Adulteration of a urine sample poses unique problems in detecting tampering. “Adulteration” refers to the addition of chemicals to a urine sample to mask the presence of the drug or to interfere with the drug-screening method's ability to detect the drug. A number of readily available commercial products have been used as adulterants. In essence, any product that includes an oxidizing chemical, such as bleach, nitrite, chromate, iodates, or peroxidase, may be effective in preventing a positive reading during the drug screening process. As will be appreciated, some oxidizing agents are effective in destroying 11-nor-delta-9-THC-9-carboxylic acid (THC-acid) and morphine when added to urine samples. Alternatively, these agents can be used to cause conflicting test results by interfering with the immunoassay reagents (as opposed to the drug constituent of the sample) needed to detect the presence of the drugs metabolites.

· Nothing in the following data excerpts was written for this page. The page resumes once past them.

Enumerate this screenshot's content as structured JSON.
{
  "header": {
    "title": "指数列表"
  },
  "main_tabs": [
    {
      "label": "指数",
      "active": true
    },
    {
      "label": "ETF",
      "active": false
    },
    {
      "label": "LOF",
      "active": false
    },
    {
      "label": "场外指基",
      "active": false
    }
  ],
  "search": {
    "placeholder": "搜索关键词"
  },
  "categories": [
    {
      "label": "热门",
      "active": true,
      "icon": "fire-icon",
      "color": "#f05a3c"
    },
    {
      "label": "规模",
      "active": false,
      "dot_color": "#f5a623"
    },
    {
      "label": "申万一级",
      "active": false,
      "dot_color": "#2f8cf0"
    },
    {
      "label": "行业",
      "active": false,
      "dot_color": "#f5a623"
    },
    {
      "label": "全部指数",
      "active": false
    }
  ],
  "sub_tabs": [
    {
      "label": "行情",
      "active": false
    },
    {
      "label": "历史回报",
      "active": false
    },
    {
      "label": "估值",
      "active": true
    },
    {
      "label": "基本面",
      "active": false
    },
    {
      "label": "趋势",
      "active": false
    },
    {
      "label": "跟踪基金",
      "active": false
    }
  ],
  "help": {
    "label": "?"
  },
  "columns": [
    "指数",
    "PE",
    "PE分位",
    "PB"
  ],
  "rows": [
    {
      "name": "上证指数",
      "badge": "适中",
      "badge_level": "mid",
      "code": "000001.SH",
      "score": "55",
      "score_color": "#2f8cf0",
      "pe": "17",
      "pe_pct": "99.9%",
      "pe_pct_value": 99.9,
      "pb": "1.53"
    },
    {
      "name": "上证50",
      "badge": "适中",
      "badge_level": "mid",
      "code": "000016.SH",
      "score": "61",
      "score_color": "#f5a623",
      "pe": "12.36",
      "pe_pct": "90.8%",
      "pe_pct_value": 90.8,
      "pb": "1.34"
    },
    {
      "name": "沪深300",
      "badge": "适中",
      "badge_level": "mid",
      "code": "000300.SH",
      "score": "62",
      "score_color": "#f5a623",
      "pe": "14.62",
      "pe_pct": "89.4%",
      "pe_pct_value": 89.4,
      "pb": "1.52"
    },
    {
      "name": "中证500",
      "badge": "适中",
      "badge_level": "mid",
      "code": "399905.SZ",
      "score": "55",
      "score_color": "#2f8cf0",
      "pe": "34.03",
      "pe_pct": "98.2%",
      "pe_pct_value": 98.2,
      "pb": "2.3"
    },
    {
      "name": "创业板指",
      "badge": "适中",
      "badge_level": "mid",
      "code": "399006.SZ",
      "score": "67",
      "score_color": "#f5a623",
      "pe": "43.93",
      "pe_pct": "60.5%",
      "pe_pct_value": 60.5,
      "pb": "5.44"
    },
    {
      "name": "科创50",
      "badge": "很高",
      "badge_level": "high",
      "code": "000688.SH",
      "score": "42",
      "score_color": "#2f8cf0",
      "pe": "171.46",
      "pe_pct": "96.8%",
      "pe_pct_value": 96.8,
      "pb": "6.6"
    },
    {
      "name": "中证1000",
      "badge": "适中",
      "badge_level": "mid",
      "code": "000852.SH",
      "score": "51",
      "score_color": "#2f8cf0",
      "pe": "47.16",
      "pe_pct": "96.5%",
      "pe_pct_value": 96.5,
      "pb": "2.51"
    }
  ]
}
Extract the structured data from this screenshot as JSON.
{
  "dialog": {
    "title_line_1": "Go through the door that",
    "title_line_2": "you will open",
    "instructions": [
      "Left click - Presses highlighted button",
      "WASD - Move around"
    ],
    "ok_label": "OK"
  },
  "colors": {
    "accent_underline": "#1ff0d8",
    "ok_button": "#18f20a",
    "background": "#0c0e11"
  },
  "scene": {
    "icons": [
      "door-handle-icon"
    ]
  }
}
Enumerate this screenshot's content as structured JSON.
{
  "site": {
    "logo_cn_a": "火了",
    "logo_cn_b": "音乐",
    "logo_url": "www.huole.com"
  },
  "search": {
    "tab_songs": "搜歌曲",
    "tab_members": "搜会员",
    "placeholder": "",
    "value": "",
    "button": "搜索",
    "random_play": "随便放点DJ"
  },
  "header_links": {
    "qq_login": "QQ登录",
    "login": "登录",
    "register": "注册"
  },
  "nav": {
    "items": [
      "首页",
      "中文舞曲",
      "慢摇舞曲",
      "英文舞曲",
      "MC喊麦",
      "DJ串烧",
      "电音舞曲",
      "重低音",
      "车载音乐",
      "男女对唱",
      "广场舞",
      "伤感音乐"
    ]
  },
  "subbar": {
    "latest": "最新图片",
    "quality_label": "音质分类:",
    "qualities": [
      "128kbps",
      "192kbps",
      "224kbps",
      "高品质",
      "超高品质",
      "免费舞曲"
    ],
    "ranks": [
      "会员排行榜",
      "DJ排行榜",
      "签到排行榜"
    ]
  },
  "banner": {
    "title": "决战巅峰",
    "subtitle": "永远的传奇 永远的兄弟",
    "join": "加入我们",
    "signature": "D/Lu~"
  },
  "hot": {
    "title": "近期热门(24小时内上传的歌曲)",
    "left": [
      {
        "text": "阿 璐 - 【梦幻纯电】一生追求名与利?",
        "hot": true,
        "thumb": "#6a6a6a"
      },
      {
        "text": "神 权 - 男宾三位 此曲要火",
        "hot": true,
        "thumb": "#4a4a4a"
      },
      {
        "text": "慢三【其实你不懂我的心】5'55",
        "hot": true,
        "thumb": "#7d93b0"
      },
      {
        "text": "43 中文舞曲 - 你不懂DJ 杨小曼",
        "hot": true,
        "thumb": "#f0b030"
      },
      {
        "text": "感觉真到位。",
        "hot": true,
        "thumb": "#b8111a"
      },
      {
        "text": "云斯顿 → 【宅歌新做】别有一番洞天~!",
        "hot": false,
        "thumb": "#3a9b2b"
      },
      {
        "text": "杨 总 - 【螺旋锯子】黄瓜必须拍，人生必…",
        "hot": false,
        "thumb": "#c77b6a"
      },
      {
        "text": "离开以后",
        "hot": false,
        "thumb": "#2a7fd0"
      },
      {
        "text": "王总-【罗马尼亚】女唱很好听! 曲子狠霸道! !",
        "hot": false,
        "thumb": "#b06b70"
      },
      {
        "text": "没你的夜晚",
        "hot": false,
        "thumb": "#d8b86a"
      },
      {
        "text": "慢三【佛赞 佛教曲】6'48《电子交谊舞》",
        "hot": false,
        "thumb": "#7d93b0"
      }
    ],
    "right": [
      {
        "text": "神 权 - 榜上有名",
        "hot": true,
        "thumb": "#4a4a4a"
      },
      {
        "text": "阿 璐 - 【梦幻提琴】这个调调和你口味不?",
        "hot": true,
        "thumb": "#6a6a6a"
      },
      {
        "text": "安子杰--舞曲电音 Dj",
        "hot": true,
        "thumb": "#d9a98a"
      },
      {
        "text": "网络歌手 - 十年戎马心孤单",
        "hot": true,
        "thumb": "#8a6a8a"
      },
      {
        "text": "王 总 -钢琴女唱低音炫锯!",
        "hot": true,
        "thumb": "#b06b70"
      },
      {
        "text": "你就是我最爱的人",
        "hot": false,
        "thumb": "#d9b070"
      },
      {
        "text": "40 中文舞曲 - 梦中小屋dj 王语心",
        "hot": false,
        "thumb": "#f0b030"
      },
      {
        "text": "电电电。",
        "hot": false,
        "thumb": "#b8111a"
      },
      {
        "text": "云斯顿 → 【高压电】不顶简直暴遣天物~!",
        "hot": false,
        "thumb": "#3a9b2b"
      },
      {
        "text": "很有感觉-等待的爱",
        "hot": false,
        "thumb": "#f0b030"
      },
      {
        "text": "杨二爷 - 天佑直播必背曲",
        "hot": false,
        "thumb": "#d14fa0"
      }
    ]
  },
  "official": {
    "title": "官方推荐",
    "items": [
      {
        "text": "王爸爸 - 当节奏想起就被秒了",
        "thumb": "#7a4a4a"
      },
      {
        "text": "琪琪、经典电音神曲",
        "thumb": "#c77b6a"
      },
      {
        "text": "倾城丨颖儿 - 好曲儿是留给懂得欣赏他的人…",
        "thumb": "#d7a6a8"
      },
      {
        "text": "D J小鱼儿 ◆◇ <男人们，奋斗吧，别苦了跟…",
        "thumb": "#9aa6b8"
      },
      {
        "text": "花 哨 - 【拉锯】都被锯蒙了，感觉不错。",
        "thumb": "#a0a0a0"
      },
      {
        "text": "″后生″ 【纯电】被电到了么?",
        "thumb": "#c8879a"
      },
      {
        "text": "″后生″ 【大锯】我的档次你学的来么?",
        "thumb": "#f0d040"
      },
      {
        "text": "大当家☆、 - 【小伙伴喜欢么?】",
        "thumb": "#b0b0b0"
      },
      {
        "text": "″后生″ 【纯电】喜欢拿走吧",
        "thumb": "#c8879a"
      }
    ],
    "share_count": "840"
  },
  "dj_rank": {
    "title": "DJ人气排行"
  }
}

For example, it has been reported that chromate, nitrite, permanganate, periodate, persulfate, hydrogen peroxide/ferrous ammonium sulfate, and oxone (DuPont product) at a concentration of 10 mmol/L destroy THC-acid almost completely within 48 hours at room temperature. Sodium oxychloride at 50 mmol/L also has similar effects on THC-acid. Moreover, peroxidase from food sources in combination with hydrogen peroxide may effectively destroy THC-acid in a urine sample. Finally, in addition to the masking effect of oxidizing agents, some of these agents also interfere with the GC-MS confirmation procedures typically employed in drug testing, thereby preventing conclusive results.
In an effort to combat adulteration, some prior artisans recommend testing for an adulterant; especially when it appears that a substances is interfering with the drug testing procedures. For example, a procedure for detecting nitrite by diazotizing sulfanilamide and coupling the product with N-(1-naphthyl)ethylenediamine and chromate by 1,5-diphenylcarbazide is in place in many drug-testing laboratories. Alternatively, nitrite can be detected by high-performance ion chromatography and capillary ion electrophoresis. However, both of these procedures suffer from many drawbacks, including exorbitant wastes of time, expense, equipment, and reagents, not to mention the inability of these methods to detect other oxidizing substances.
A qualitative iodide-iodine color test has been proposed for detecting some oxidants. However this test suffers from the severe disadvantage of not having a characteristic absorption spectra in 400-700 nm to permit quantitative analysis.
As will be appreciated, there are countless oxidizing agents that could interfere with the drug-testing procedures or results. Unfortunately, the testing of a urine sample for the presence of each and every oxidant by a procedure unique for each specific oxidant is prohibitively difficult and expensive.
The foregoing underscores some of the problems associated with drug testing. Furthermore, the foregoing highlights the long-felt, yet unresolved need in the art for reliable methods and means for detecting adulterated urine samples. The foregoing also highlights the long-felt, yet unresolved need in the art for reliable methods and means for screening patients to detect abnormal oxidant concentration for diagnosing and treating patients.